Despite hundreds of consent holders dumping contaminants into the sewers in the past year, not a single one has been prosecuted. Councils can’t stomach the cost of taking a prosecution under the Local Government Act or the Resource Management Act.
How many have been slapped with fines? None. A legal loophole means councils have no power to issue them, so are instead forced to take an “educative” approach with errant firms.
The upshot is hundreds of companies getting away with breaking the rules, and potentially damaging public infrastructure and polluting the environment. And RNZ can reveal successive governments have known about the issue for nearly two decades, but have done nothing to stop it.
So there is no penalty!
This is farcical. No wonder companies are always breaching the consents when there is no penalty for doing so.
“To be honest… it annoys us greatly,” Local Government New Zealand (LGNZ) principal policy advisor Mike Reid says .
He’s explaining the loophole in the law that allows companies to get away with dumping their waste, knowing the council can’t fine them and they’re highly unlikely to face prosecution.
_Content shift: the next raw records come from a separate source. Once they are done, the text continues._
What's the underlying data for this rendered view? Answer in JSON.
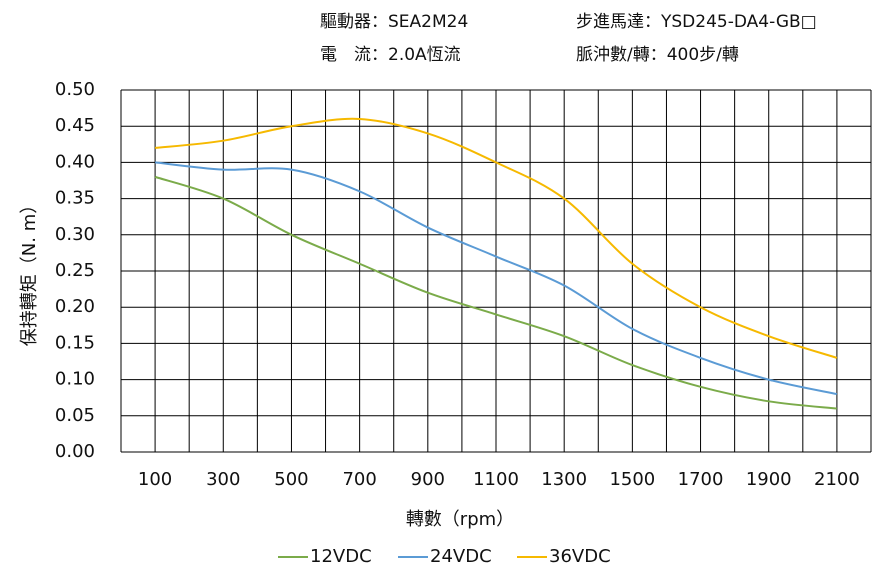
{
  "chart_data": {
    "type": "line",
    "header": [
      "驅動器：SEA2M24",
      "步進馬達：YSD245-DA4-GB□",
      "電　流：2.0A恆流",
      "脈沖數/轉：400步/轉"
    ],
    "xlabel": "轉數（rpm）",
    "ylabel": "保持轉矩（N. m）",
    "x": [
      100,
      300,
      500,
      700,
      900,
      1100,
      1300,
      1500,
      1700,
      1900,
      2100
    ],
    "series": [
      {
        "name": "12VDC",
        "color": "#7bab4a",
        "values": [
          0.38,
          0.35,
          0.3,
          0.26,
          0.22,
          0.19,
          0.16,
          0.12,
          0.09,
          0.07,
          0.06
        ]
      },
      {
        "name": "24VDC",
        "color": "#5b9bd5",
        "values": [
          0.4,
          0.39,
          0.39,
          0.36,
          0.31,
          0.27,
          0.23,
          0.17,
          0.13,
          0.1,
          0.08
        ]
      },
      {
        "name": "36VDC",
        "color": "#f6b900",
        "values": [
          0.42,
          0.43,
          0.45,
          0.46,
          0.44,
          0.4,
          0.35,
          0.26,
          0.2,
          0.16,
          0.13
        ]
      }
    ],
    "xlim": [
      0,
      2200
    ],
    "xticks": [
      100,
      300,
      500,
      700,
      900,
      1100,
      1300,
      1500,
      1700,
      1900,
      2100
    ],
    "xgrid": [
      0,
      100,
      200,
      300,
      400,
      500,
      600,
      700,
      800,
      900,
      1000,
      1100,
      1200,
      1300,
      1400,
      1500,
      1600,
      1700,
      1800,
      1900,
      2000,
      2100,
      2200
    ],
    "ylim": [
      0,
      0.5
    ],
    "yticks": [
      {
        "value": 0,
        "label": "0.00"
      },
      0.05,
      {
        "value": 0.1,
        "label": "0.10"
      },
      0.15,
      {
        "value": 0.2,
        "label": "0.20"
      },
      0.25,
      {
        "value": 0.3,
        "label": "0.30"
      },
      0.35,
      {
        "value": 0.4,
        "label": "0.40"
      },
      0.45,
      {
        "value": 0.5,
        "label": "0.50"
      }
    ],
    "grid": true,
    "legend": "bottom"
  }
}
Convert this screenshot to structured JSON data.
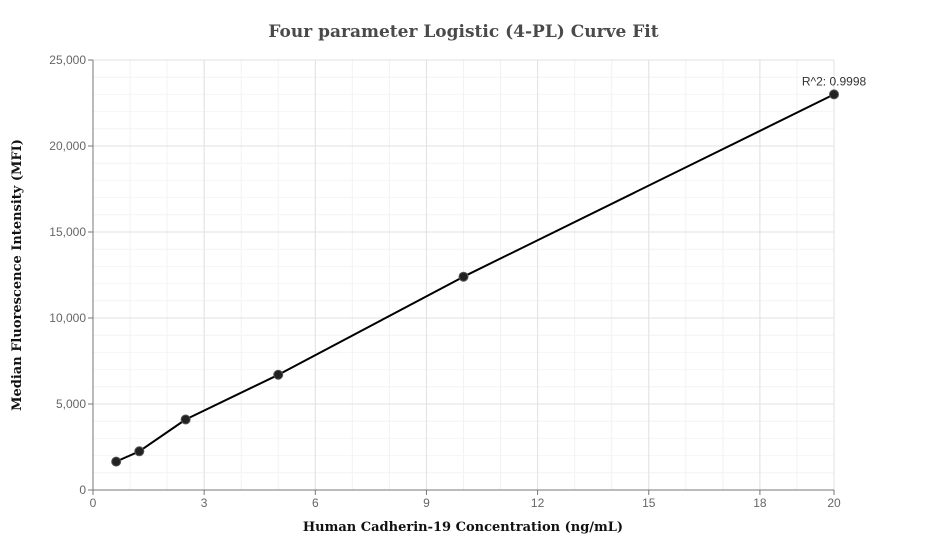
{
  "chart_data": {
    "type": "scatter",
    "title": "Four parameter Logistic (4-PL) Curve Fit",
    "xlabel": "Human Cadherin-19 Concentration (ng/mL)",
    "ylabel": "Median Fluorescence Intensity (MFI)",
    "xlim": [
      0,
      20
    ],
    "ylim": [
      0,
      25000
    ],
    "x_ticks": [
      0,
      3,
      6,
      9,
      12,
      15,
      18,
      20
    ],
    "y_ticks": [
      0,
      5000,
      10000,
      15000,
      20000,
      25000
    ],
    "x_tick_labels": [
      "0",
      "3",
      "6",
      "9",
      "12",
      "15",
      "18",
      "20"
    ],
    "y_tick_labels": [
      "0",
      "5,000",
      "10,000",
      "15,000",
      "20,000",
      "25,000"
    ],
    "grid": true,
    "legend": "none",
    "series": [
      {
        "points": [
          {
            "x": 0.625,
            "y": 1650
          },
          {
            "x": 1.25,
            "y": 2250
          },
          {
            "x": 2.5,
            "y": 4100
          },
          {
            "x": 5,
            "y": 6700
          },
          {
            "x": 10,
            "y": 12400
          },
          {
            "x": 20,
            "y": 23000
          }
        ],
        "fit_curve": true,
        "color": "#222222",
        "line_color": "#000000"
      }
    ],
    "annotations": [
      {
        "text": "R^2: 0.9998",
        "x": 20,
        "y": 23000
      }
    ]
  }
}
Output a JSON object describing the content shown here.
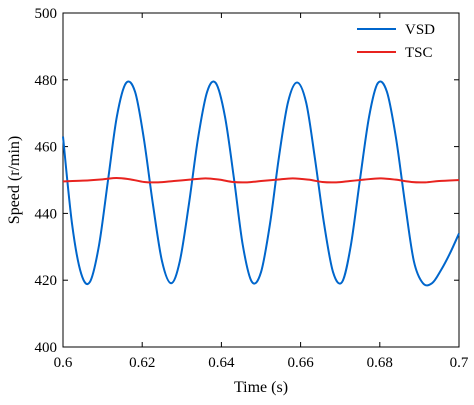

Reid is frustrated that successive governments have failed to fix the error in the Local Government Act 2002 that prevents councils from enforcing their own bylaws with fines.
For the past 18 years, his organisation has written to every incoming local government minister urging an amendment to allow councils to issue fines to those that breach consents.
LGNZ President Stuart Crosby dispatched the latest letter just last month to Local Government Minister Nanaia Mahuta and Environment Minister David Parker and reminded them officials have been fobbing off concerns for 18 years.
“It is an issue that LGNZ has raised with multiple governments since 2002, but with no success,” the letter reads.
He signs off the missive: “We write to both of you because until councils are able to infringe breaches of, for example, trade waste bylaws, there will continue to be adverse effects on the quality of our freshwater.”
The Act was always supposed to give councils the power to issue fines of up to $200,000 for trade waste consent breaches.
“The ability to have an infringement fine was an essential way to being able to change behaviours without a lot of bureaucratic waste of time,” Reid says.
But after the Act passed and the regulations were being written up, Crown Law discovered a problem.
“What we had intended was that there would be one regulation that would be applied to every bylaw made under the Act… The way the legislation was written, it actually required regulation to be written for every bylaw a council wished to use. Given there are 78 councils… if a regulation was needed for every bylaw adopted…it would be totally, utterly impractical,” he says.
And repeated pleas to tidy up the Act so the rules could be carried out as intended have fallen on deaf ears.
You think a Government that claims to care about the environment would make fixing the Act a priority.